There are two main types:

  • Living will: Outlines the specific medical treatments a person does or does not want to receive. For example, a living will might state that the person does not want to be placed on a mechanical ventilator or receive artificial nutrition.
  • Healthcare power of attorney (also called a healthcare proxy): Designates a trusted person to make medical decisions on the individual's behalf if they can't make those decisions themselves.
Palliative Care and Hospice, Frontiers | Development and Implementation of a Pediatric Palliative Care Program in a ...

Do Not Resuscitate (DNR) Orders

A DNR order is a specific type of advance directive that instructs healthcare providers not to perform cardiopulmonary resuscitation (CPR) if the patient's heart stops or they stop breathing. It can be included within a living will or specified as a separate document.

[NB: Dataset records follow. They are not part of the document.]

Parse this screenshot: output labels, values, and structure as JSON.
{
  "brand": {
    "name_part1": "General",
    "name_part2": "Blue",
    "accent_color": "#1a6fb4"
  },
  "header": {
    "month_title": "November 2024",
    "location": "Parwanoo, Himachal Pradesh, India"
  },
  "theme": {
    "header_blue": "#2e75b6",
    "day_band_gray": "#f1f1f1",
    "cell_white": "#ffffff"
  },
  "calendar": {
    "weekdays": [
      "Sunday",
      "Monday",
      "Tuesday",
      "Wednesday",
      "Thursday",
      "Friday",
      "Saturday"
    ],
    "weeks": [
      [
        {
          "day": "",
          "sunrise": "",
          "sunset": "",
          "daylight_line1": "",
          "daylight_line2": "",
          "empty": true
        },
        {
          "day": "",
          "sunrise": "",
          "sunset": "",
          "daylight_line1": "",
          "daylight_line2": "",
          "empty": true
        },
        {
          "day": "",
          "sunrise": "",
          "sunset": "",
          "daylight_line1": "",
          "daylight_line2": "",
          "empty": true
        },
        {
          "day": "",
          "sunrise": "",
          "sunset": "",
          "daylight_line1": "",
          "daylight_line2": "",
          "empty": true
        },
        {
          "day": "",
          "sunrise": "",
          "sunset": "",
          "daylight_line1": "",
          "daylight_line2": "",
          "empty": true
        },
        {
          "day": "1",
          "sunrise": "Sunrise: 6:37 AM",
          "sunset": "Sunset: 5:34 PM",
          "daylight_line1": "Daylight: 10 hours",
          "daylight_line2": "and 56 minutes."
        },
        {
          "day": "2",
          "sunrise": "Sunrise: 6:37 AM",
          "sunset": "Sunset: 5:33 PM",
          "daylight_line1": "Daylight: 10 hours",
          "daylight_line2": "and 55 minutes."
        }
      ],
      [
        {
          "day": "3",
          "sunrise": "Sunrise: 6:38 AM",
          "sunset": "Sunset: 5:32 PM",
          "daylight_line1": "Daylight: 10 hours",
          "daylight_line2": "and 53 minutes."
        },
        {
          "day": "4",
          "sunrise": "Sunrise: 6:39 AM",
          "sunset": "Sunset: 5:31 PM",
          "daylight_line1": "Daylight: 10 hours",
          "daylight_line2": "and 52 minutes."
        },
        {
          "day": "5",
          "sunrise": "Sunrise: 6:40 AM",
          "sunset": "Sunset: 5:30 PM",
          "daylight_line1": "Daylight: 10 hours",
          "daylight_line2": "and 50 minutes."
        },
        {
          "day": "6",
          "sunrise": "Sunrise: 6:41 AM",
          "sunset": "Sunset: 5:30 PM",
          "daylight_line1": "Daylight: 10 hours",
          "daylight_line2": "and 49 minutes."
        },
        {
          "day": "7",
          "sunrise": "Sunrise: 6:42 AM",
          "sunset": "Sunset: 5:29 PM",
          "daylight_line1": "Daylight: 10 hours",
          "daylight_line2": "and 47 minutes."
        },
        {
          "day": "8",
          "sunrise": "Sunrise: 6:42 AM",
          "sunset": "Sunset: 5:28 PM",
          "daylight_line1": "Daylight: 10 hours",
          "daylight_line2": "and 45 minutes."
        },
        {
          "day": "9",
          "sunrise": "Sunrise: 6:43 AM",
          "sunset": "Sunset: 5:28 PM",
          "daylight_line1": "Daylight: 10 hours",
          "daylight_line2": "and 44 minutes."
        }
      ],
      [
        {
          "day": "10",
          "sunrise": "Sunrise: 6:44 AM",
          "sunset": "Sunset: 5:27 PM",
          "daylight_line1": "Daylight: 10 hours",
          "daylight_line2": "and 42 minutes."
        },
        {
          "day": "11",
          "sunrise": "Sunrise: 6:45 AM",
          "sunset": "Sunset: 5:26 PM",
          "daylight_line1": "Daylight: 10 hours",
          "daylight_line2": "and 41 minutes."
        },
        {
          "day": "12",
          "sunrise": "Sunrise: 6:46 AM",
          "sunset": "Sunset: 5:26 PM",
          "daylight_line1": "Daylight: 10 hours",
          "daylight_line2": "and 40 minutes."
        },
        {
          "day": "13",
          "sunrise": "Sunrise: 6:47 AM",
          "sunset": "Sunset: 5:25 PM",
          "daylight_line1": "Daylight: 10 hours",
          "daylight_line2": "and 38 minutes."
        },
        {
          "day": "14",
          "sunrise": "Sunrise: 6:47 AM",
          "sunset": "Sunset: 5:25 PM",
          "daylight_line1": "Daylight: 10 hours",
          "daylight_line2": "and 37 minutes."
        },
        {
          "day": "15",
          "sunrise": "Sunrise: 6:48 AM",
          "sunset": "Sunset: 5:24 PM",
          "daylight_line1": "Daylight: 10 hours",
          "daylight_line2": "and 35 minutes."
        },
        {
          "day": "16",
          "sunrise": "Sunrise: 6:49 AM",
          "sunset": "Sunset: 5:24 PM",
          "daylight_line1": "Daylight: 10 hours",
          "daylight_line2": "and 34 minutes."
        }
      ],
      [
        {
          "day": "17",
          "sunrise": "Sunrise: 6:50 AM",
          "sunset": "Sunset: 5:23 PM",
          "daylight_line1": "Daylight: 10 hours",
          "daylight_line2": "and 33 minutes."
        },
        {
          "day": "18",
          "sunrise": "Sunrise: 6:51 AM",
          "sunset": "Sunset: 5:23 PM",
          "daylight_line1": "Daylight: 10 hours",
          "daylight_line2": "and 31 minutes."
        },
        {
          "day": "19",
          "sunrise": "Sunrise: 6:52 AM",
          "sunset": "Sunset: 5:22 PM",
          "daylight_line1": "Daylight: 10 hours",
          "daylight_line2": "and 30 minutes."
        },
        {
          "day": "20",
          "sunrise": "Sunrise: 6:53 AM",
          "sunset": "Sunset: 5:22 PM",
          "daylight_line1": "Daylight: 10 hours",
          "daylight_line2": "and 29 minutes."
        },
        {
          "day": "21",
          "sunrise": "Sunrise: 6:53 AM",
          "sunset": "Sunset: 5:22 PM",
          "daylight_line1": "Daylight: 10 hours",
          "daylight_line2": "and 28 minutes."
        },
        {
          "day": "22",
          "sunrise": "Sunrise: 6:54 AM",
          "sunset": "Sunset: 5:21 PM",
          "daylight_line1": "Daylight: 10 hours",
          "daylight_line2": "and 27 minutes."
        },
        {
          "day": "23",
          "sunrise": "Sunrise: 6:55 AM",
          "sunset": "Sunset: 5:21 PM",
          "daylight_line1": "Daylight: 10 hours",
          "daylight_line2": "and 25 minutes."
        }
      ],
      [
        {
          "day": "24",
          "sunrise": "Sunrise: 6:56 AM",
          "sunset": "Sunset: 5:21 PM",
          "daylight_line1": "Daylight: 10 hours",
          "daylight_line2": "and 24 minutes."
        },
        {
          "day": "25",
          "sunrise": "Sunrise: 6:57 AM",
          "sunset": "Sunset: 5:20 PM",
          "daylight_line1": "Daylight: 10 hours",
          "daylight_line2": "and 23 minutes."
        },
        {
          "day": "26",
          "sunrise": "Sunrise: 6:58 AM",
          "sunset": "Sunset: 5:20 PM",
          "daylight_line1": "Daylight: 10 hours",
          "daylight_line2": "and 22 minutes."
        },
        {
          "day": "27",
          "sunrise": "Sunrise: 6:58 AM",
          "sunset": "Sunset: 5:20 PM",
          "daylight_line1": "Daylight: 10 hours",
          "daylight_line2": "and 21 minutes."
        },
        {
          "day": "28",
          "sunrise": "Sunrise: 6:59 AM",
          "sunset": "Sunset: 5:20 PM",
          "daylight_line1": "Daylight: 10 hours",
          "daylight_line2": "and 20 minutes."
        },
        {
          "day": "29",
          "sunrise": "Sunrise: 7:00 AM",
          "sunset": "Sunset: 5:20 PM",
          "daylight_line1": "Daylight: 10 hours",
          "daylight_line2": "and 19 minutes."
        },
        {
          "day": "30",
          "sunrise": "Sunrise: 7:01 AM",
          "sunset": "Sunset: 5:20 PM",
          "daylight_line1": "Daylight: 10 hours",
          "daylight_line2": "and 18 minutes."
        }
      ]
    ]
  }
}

DNR orders are based on the patient's wishes and their medical condition. They're often appropriate for patients with terminal illnesses or a poor prognosis, where CPR would be unlikely to succeed or would conflict with the patient's goals for care. The purpose is to avoid potentially futile or unwanted interventions at the end of life.

Discussing a DNR order with the healthcare team is important so that everyone involved understands the patient's wishes and the practical implications of the order.

Controversial End-of-Life Practices

Euthanasia

Euthanasia refers to the intentional ending of a person's life to relieve suffering. It's one of the most debated topics in end-of-life ethics, and understanding the different forms is important:

  • Voluntary euthanasia: Carried out at the explicit request of the patient.
  • Non-voluntary euthanasia: Carried out without the patient's consent, typically when the patient is unable to make decisions (e.g., in a persistent vegetative state).
  • Active euthanasia: A deliberate action to end life, such as administering a lethal dose of medication.
  • Passive euthanasia: Withholding or withdrawing life-sustaining treatments, allowing the patient to die from the underlying condition.

Euthanasia is legal in a small number of countries, including the Netherlands and Belgium, but remains illegal in most places. Proponents argue it allows individuals to die with dignity and on their own terms. Opponents raise concerns about potential abuse, coercion of vulnerable patients, and the broader ethical implications of intentionally ending life.

Physician-Assisted Suicide

Physician-assisted suicide (PAS) involves a doctor prescribing a lethal medication that the patient then self-administers. The critical distinction from euthanasia is that in PAS, the patient takes the final action, not the physician.

PAS is typically available only to terminally ill patients who are mentally competent and have made repeated, documented requests. It's legal in several U.S. states (Oregon and Washington were among the first) and in countries like Switzerland and Canada. Where it is legal, strict guidelines and safeguards exist to prevent abuse and protect patient autonomy.

Both euthanasia and PAS raise deep ethical, legal, and social questions. They sit at the intersection of three core bioethical principles:

  • Autonomy: A person's right to make decisions about their own body and death.
  • Beneficence: The obligation to act in the patient's best interest, including relieving suffering.
  • Non-maleficence: The obligation to "do no harm," which some interpret as prohibiting the intentional ending of life.

These tensions don't have easy answers, and they remain actively debated in psychology, medicine, law, and public policy.